Employing quantitative image analysis based on deep learning to improve treatment efficacy in image-guided renal tumor ablation

Image-guided thermal ablation (IGTA) is a minimally invasive, low cost, and accessible cancer treatment for patients including those who are too ill to be candidates for surgery or radiotherapy. However, it remains under- utilized due to relatively higher recurrence rates. This is likely due to inaccurate estimates of treatment zone

boundaries. This research program proposes to address this challenge by applying advanced techniques in image analysis (specifically deep learning) to detect and mitigate potentially undetected incomplete treatment in liver tumor ablation through multiple stages of the procedure and follow-up period. These critical improvements

will help broaden the applicability and increase the success rate of IGTA, while maintaining its many advantages. Specifically, we will develop a novel fully automated pipeline of kidney segmentation and registration based on deep learning that could reduce the impact of undetected incomplete treatment, improve years of cancer-free

survival, and make IGTA a more attractive therapy for more patients. We hypothesize that 1) deep learning techniques can segment the kidney and the renal lesion in a manner indistinguishable from experienced radiologists and 2) deep learning can supplant biomedical modeling in generating deformation vector fields at a

speed that is suitable for clinical application. The deliverables from our work would improve the treatment of renal tumor in several ways. First, the 3-dimensional assessment of delivered ablation zone based on pre-operative

diagnostic quality images will establish “virtual margins” when the patient is still on the table and allow real-time adjustments by the operator to decrease recurrence rates. Second, the inclusion of the entire process within a single deep learning architecture will make a single, easily implementable program for the clinic.

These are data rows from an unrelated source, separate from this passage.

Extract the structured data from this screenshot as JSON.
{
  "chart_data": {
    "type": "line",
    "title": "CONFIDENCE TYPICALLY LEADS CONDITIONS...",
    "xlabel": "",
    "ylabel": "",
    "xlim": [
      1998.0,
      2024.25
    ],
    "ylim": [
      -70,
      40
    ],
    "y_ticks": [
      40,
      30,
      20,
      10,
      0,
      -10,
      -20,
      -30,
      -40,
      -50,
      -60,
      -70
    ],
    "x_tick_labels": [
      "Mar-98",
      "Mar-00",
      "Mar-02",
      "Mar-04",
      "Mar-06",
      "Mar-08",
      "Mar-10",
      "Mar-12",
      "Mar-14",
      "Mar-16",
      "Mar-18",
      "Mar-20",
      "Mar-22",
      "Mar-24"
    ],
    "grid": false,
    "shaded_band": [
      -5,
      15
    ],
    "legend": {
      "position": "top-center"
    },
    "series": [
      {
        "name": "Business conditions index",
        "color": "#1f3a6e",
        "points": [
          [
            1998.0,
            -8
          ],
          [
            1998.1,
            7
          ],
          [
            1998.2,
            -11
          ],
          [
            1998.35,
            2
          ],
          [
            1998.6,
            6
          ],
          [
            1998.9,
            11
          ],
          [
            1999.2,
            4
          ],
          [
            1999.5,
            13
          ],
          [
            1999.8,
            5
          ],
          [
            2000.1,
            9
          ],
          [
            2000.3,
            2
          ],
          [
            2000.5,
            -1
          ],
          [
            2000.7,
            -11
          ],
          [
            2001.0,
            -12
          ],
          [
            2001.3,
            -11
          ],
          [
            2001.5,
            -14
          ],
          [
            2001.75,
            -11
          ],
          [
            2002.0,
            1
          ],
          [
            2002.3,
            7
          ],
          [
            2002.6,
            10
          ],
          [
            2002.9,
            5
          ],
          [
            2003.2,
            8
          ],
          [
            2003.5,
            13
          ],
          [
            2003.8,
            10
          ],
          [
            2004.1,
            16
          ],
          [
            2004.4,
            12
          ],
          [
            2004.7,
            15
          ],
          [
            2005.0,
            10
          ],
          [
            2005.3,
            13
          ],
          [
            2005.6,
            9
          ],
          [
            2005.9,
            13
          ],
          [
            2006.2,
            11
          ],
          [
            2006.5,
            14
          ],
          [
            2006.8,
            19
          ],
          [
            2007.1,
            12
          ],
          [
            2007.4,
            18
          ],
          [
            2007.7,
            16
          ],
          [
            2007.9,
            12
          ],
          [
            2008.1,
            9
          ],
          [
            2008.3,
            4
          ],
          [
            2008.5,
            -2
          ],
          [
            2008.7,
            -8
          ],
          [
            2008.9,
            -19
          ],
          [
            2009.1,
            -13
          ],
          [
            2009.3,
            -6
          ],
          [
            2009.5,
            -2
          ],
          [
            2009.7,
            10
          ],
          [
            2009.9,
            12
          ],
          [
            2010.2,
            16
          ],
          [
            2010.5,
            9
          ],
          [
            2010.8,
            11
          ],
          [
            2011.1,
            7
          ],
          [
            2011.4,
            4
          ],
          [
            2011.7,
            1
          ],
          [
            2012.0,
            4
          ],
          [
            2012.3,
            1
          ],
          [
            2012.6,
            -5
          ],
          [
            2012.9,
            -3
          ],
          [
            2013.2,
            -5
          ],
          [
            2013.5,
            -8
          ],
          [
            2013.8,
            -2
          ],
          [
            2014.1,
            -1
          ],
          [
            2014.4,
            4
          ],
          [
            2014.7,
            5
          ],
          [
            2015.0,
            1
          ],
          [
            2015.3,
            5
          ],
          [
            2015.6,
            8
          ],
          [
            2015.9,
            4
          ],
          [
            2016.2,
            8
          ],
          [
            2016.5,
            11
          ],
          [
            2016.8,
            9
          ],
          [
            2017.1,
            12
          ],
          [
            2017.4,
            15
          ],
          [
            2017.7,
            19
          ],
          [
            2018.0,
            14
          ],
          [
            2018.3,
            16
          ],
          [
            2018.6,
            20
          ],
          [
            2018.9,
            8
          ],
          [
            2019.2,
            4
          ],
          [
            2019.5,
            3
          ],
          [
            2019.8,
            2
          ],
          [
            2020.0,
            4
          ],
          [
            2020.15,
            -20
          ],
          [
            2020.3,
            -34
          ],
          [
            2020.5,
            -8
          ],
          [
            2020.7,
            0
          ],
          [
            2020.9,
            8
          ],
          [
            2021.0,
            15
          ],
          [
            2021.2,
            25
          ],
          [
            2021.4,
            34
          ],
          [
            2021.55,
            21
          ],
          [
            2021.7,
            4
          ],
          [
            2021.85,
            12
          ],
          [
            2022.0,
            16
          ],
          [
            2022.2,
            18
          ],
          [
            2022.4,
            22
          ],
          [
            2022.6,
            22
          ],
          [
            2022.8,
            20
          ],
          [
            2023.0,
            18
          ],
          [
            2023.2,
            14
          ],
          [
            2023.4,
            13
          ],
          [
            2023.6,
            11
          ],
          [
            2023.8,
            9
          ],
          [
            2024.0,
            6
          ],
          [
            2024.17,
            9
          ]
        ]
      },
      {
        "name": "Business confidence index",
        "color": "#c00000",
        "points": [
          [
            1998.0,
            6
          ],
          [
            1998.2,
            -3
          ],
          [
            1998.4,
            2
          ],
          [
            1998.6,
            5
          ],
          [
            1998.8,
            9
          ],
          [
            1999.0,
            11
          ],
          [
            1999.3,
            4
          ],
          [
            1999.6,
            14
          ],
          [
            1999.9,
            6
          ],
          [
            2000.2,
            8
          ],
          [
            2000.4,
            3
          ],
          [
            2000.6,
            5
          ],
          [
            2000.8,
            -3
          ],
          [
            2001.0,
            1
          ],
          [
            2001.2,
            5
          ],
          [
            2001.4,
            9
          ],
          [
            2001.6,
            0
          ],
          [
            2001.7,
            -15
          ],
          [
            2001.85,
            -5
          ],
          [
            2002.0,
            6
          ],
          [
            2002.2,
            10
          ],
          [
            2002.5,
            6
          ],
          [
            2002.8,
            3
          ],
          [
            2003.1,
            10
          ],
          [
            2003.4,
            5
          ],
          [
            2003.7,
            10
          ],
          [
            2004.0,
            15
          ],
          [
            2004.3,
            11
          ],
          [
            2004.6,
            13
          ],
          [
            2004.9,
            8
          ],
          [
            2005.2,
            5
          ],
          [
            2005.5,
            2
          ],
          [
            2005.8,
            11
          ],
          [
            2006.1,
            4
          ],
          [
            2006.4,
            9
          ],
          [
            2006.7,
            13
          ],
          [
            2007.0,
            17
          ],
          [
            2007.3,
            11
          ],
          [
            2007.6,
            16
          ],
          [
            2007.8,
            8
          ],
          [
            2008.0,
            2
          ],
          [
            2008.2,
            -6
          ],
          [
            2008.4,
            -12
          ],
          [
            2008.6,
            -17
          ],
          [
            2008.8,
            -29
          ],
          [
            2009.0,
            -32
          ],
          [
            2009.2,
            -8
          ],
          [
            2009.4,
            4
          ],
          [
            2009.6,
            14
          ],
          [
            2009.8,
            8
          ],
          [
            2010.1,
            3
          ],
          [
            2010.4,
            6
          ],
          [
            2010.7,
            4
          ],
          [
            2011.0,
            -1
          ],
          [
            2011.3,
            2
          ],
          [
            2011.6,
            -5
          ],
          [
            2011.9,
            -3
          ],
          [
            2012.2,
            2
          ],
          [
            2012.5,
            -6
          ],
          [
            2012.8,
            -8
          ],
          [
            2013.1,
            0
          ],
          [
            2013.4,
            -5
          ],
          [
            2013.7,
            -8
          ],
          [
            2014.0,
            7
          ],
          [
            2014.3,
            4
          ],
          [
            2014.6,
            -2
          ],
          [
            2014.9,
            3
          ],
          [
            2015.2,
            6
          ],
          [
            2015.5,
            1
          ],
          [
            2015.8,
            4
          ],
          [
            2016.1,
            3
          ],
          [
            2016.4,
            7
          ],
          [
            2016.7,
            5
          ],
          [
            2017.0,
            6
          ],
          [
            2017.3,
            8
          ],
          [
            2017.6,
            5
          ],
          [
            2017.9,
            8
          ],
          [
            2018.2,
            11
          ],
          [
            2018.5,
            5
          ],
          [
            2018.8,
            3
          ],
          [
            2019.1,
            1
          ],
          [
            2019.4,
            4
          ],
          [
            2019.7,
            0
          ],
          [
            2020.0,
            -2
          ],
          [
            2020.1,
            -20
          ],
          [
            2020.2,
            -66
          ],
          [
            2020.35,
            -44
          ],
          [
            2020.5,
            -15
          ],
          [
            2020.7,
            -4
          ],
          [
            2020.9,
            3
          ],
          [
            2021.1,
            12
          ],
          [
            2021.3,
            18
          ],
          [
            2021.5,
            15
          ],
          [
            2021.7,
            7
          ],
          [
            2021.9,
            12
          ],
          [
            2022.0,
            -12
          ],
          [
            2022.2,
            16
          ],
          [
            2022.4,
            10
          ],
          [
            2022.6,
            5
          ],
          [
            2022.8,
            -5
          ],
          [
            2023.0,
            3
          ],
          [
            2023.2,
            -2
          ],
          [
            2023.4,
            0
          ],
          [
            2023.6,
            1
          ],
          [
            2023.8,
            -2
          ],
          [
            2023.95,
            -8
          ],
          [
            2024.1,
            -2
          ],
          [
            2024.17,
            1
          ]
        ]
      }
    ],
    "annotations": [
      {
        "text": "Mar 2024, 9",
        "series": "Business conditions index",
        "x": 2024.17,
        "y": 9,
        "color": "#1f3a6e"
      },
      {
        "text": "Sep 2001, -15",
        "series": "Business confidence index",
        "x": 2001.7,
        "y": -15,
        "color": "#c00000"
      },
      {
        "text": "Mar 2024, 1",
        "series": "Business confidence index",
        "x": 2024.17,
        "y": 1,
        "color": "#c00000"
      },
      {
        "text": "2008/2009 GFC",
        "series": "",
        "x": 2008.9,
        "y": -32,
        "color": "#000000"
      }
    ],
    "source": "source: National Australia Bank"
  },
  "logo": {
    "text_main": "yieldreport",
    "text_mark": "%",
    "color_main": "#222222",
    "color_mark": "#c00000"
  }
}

The proposed research is interdisciplinary, engaging clinicians and imaging scientists in a comprehensive effort to curate a large amount of high quality treatment imaging and to leverage this data in developing deep learning algorithms for segmentation and registration, and prediction strategies that are well-suited to this problem domain.

The technology would facilitate identification of incomplete treatment in real-time and use pre-operative diagnostic quality images to improve accuracy in estimating the treatment zone, resulting in a decrease in the rate of post-treatment recurrence.